C’est l’une des nouveautés de la rentrée 2017 sur le réseau Fil Bleu, le réseau de transports en commun de l’agglomération tourangelle : la station de tram Sanitas, située au coeur du quartier du même nom, devient « Saint Paul ». Ce changement, annoncée sur le site du réseau, marque la concrétisation d’un processus annoncé dans un précédent article publié en mars dernier : les élus de Tours souhaitent changer le nom du quartier, faire disparaître le Sanitas. Dans le protocole qui préfigure l’opération de rénovation du quartier, on peut lire :

« L’ensemble des acteurs s’accorde aujourd’hui sur la nécessité de faire émerger à l’intérieur du quartier prioritaire de nouveaux noms de quartier appelés à se substituer à celui du Sanitas et devant contribuer à rendre plus attractive cette partie de la Ville. »

Rayer des cartes le nom « Sanitas » est pour la mairie une tentative sans précédent de se débarrasser de son image gênante : celle d’un quartier pauvre et immigré.

En même temps qu’elle transformera la forme du Sanitas dans le cadre du projet de rénovation, l’objectif de la mairie est de modifier la population du quartier. Cette opération se déroulera en deux étapes. La première consistera à évacuer une partie de la population actuelle, à travers le relogement des habitant-es dont les logements seront démolis. La seconde consistera à attirer de nouveaux habitant-es, plus aisé-es que les actuel-es, ainsi que les promoteurs qui construiront leurs logements et les investisseurs qui les leur loueront. C’est ici qu’intervient le marketing urbain.
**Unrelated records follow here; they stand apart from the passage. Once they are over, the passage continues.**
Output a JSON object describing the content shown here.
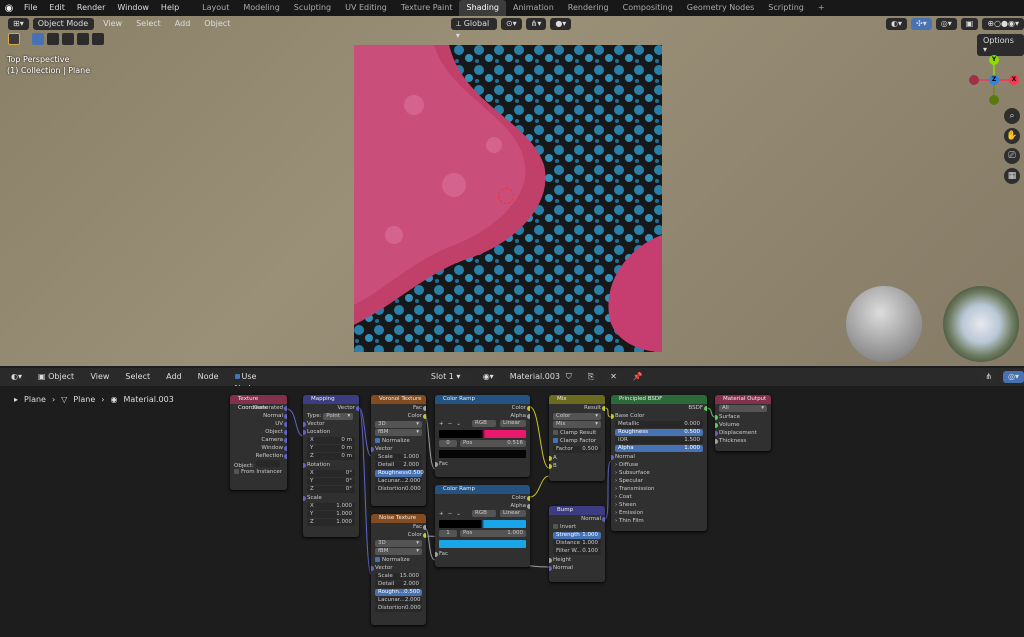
{
  "topbar": {
    "menus": [
      "File",
      "Edit",
      "Render",
      "Window",
      "Help"
    ],
    "workspaces": [
      "Layout",
      "Modeling",
      "Sculpting",
      "UV Editing",
      "Texture Paint",
      "Shading",
      "Animation",
      "Rendering",
      "Compositing",
      "Geometry Nodes",
      "Scripting"
    ],
    "active_workspace": "Shading",
    "add_tab": "+"
  },
  "viewport": {
    "mode": "Object Mode",
    "menus": [
      "View",
      "Select",
      "Add",
      "Object"
    ],
    "orientation": "Global",
    "options": "Options",
    "overlay_line1": "Top Perspective",
    "overlay_line2": "(1) Collection | Plane",
    "gizmo": {
      "x": "X",
      "y": "Y",
      "z": "Z"
    }
  },
  "node_header": {
    "mode": "Object",
    "menus": [
      "View",
      "Select",
      "Add",
      "Node"
    ],
    "use_nodes": "Use Nodes",
    "slot": "Slot 1",
    "material": "Material.003"
  },
  "breadcrumb": [
    "Plane",
    "Plane",
    "Material.003"
  ],
  "nodes": {
    "texcoord": {
      "title": "Texture Coordinate",
      "outputs": [
        "Generated",
        "Normal",
        "UV",
        "Object",
        "Camera",
        "Window",
        "Reflection"
      ],
      "object_label": "Object:",
      "from_instancer": "From Instancer"
    },
    "mapping": {
      "title": "Mapping",
      "out": "Vector",
      "type_label": "Type:",
      "type_value": "Point",
      "vector": "Vector",
      "location": "Location",
      "loc": [
        [
          "X",
          "0 m"
        ],
        [
          "Y",
          "0 m"
        ],
        [
          "Z",
          "0 m"
        ]
      ],
      "rotation": "Rotation",
      "rot": [
        [
          "X",
          "0°"
        ],
        [
          "Y",
          "0°"
        ],
        [
          "Z",
          "0°"
        ]
      ],
      "scale": "Scale",
      "scl": [
        [
          "X",
          "1.000"
        ],
        [
          "Y",
          "1.000"
        ],
        [
          "Z",
          "1.000"
        ]
      ]
    },
    "voronoi": {
      "title": "Voronoi Texture",
      "outs": [
        "Fac",
        "Color"
      ],
      "dim": "3D",
      "type": "fBM",
      "normalize": "Normalize",
      "vector": "Vector",
      "fields": [
        [
          "Scale",
          "1.000"
        ],
        [
          "Detail",
          "2.000"
        ],
        [
          "Roughness",
          "0.500"
        ],
        [
          "Lacunar...",
          "2.000"
        ],
        [
          "Distortion",
          "0.000"
        ]
      ]
    },
    "noise": {
      "title": "Noise Texture",
      "outs": [
        "Fac",
        "Color"
      ],
      "dim": "3D",
      "type": "fBM",
      "normalize": "Normalize",
      "vector": "Vector",
      "fields": [
        [
          "Scale",
          "15.000"
        ],
        [
          "Detail",
          "2.000"
        ],
        [
          "Roughn...",
          "0.500"
        ],
        [
          "Lacunar...",
          "2.000"
        ],
        [
          "Distortion",
          "0.000"
        ]
      ]
    },
    "ramp1": {
      "title": "Color Ramp",
      "outs": [
        "Color",
        "Alpha"
      ],
      "mode": "RGB",
      "interp": "Linear",
      "index": "0",
      "pos_label": "Pos",
      "pos": "0.516",
      "in": "Fac",
      "color_hex": "#e8196c"
    },
    "ramp2": {
      "title": "Color Ramp",
      "outs": [
        "Color",
        "Alpha"
      ],
      "mode": "RGB",
      "interp": "Linear",
      "index": "1",
      "pos_label": "Pos",
      "pos": "1.000",
      "in": "Fac",
      "color_hex": "#1aa5e8"
    },
    "mix": {
      "title": "Mix",
      "out": "Result",
      "type": "Color",
      "blend": "Mix",
      "clamp_result": "Clamp Result",
      "clamp_factor": "Clamp Factor",
      "factor_label": "Factor",
      "factor": "0.500",
      "a": "A",
      "b": "B"
    },
    "bump": {
      "title": "Bump",
      "out": "Normal",
      "invert": "Invert",
      "fields": [
        [
          "Strength",
          "1.000"
        ],
        [
          "Distance",
          "1.000"
        ],
        [
          "Filter W...",
          "0.100"
        ]
      ],
      "height": "Height",
      "normal": "Normal"
    },
    "bsdf": {
      "title": "Principled BSDF",
      "out": "BSDF",
      "base_color": "Base Color",
      "fields": [
        [
          "Metallic",
          "0.000"
        ],
        [
          "Roughness",
          "0.500"
        ],
        [
          "IOR",
          "1.500"
        ],
        [
          "Alpha",
          "1.000"
        ]
      ],
      "normal": "Normal",
      "panels": [
        "Diffuse",
        "Subsurface",
        "Specular",
        "Transmission",
        "Coat",
        "Sheen",
        "Emission",
        "Thin Film"
      ]
    },
    "output": {
      "title": "Material Output",
      "target": "All",
      "inputs": [
        "Surface",
        "Volume",
        "Displacement",
        "Thickness"
      ]
    }
  },
  "colors": {
    "pink": "#e8196c",
    "blue": "#1aa5e8",
    "accent": "#4772b3"
  }
}
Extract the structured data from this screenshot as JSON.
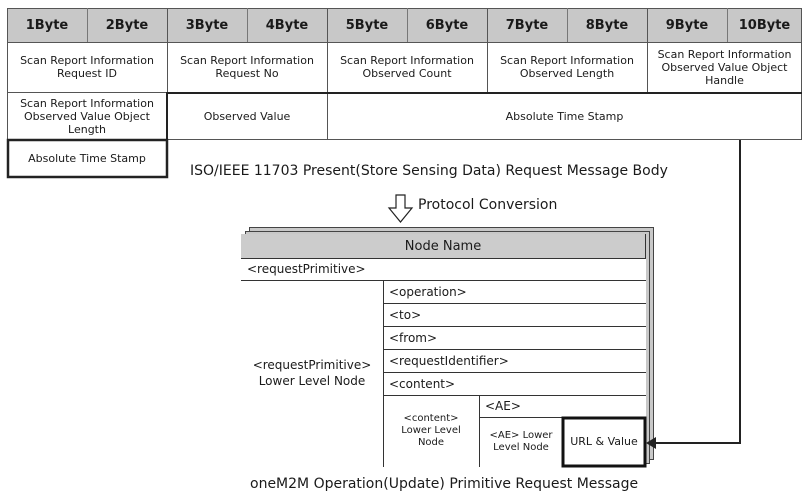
{
  "header_row": [
    "1Byte",
    "2Byte",
    "3Byte",
    "4Byte",
    "5Byte",
    "6Byte",
    "7Byte",
    "8Byte",
    "9Byte",
    "10Byte"
  ],
  "fields": {
    "request_id": "Scan Report Information Request ID",
    "request_no": "Scan Report Information Request No",
    "observed_count": "Scan Report Information Observed Count",
    "observed_length": "Scan Report Information Observed Length",
    "object_handle": "Scan Report Information Observed Value Object Handle",
    "object_length": "Scan Report Information Observed Value Object Length",
    "observed_value": "Observed Value",
    "absolute_time_stamp_1": "Absolute Time Stamp",
    "absolute_time_stamp_2": "Absolute Time Stamp"
  },
  "caption_top": "ISO/IEEE 11703 Present(Store Sensing Data) Request Message Body",
  "conversion_label": "Protocol Conversion",
  "node_table": {
    "header": "Node Name",
    "request_primitive": "<requestPrimitive>",
    "lower_level": "<requestPrimitive> Lower Level Node",
    "items": [
      "<operation>",
      "<to>",
      "<from>",
      "<requestIdentifier>",
      "<content>"
    ],
    "content_lower": "<content> Lower Level Node",
    "ae": "<AE>",
    "ae_lower": "<AE> Lower Level Node",
    "url_value": "URL & Value"
  },
  "caption_bottom": "oneM2M Operation(Update) Primitive Request Message"
}
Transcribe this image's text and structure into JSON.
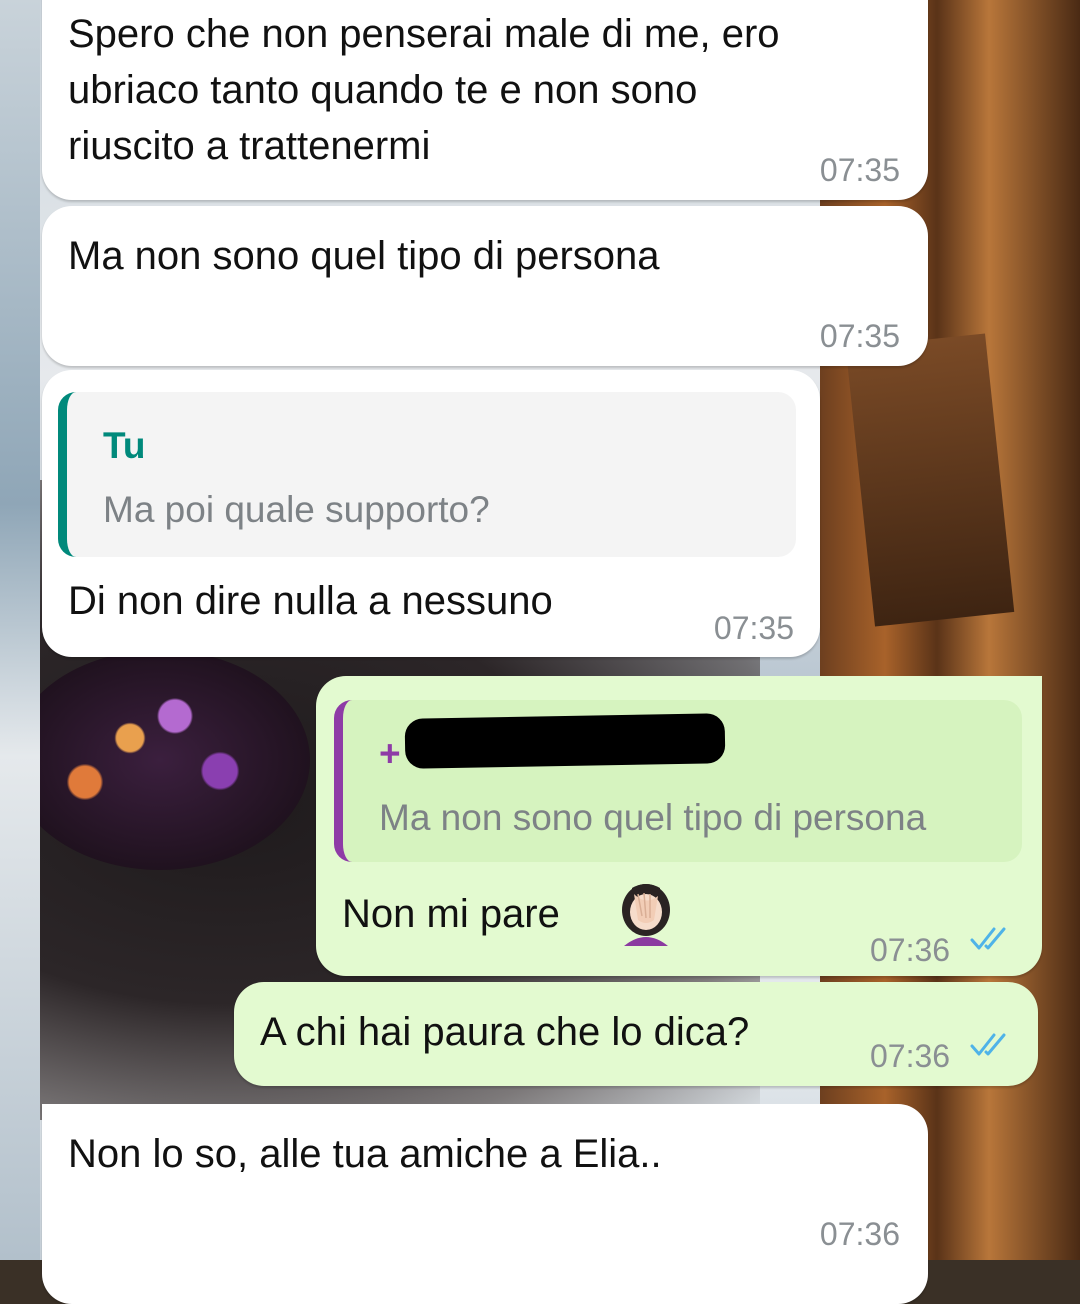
{
  "colors": {
    "incoming_bubble": "#ffffff",
    "outgoing_bubble": "#e3fad0",
    "timestamp": "#8a8f93",
    "read_ticks": "#4fb3e8",
    "reply_own_bar": "#00897b",
    "reply_contact_bar": "#8e3ba6"
  },
  "messages": [
    {
      "direction": "incoming",
      "text": "Spero che non penserai male di me, ero\nubriaco tanto quando te e non sono\nriuscito a trattenermi",
      "time": "07:35"
    },
    {
      "direction": "incoming",
      "text": "Ma non sono quel tipo di persona",
      "time": "07:35"
    },
    {
      "direction": "incoming",
      "reply": {
        "author": "Tu",
        "text": "Ma poi quale supporto?"
      },
      "text": "Di non dire nulla a nessuno",
      "time": "07:35"
    },
    {
      "direction": "outgoing",
      "reply": {
        "author": "+",
        "author_redacted": true,
        "text": "Ma non sono quel tipo di persona"
      },
      "text": "Non mi pare",
      "emoji": "woman-facepalming-icon",
      "time": "07:36",
      "status": "read"
    },
    {
      "direction": "outgoing",
      "text": "A chi hai paura che lo dica?",
      "time": "07:36",
      "status": "read"
    },
    {
      "direction": "incoming",
      "text": "Non lo so, alle tua amiche a Elia..",
      "time": "07:36"
    }
  ]
}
Le marketing urbain, c’est ce qui transforme les villes en marques. Elles sont ainsi amenées à gérer leurs quartiers, leur patrimoine et leurs grands événements comme autant de produits dont il faudrait maximiser la valeur et qui contribueraient alors à renforcer la visibilité et le prestige de la ville. Le projet du haut de la rue Nationale, rebaptisé « Porte de Loire », serait ainsi le produit haut de gamme de Tours [1], le Festival du Cirque son produit d’appel à destination des classes populaires, et le Sanitas (pardon, Saint Paul) l’une de ses nouvelles offres de logement à destination des classes moyennes.

Au nom de la sacro-sainte attractivité, la mairie de Tours applique ici une recette déjà expérimentée ailleurs [2]. L’idée de base de cette recette est que le changement d’image, d’une ville ou d’un quartier, serait la condition sine qua non pour attirer des investisseurs ou de nouvelles populations. Aussi urbain soit-il, le marketing des villes répète souvent des techniques mises en œuvre dans d’autres domaines.

De Vignieux à Toulouse : rebaptiser les quartiers populaires

En mars, un contributeur de La Rotative écrivait à ce propos que « changer le nom d’une marque pour attirer une nouvelle clientèle est une technique commerciale éprouvée. Effacer, à travers son nom, l’histoire et le visage d’un quartier populaire est plus exceptionnel » [3]. On peut cependant donner quelques exemples d’opérations de ce type. Toutes concernent des quartiers populaires.

En 2015, le maire de Vignieux (Essonne) propose de rebaptiser le quartier de la Croix Blanche, en cours de rénovation urbaine, en quartier de la Concorde. Quelques années auparavant, l’avenue Maurice Thorez avait été rebaptisée Avenue de la Concorde, annonçant le changement à venir, qui sera validé à l’issue des opérations de démolition prévues dans le plan de rénovation urbaine.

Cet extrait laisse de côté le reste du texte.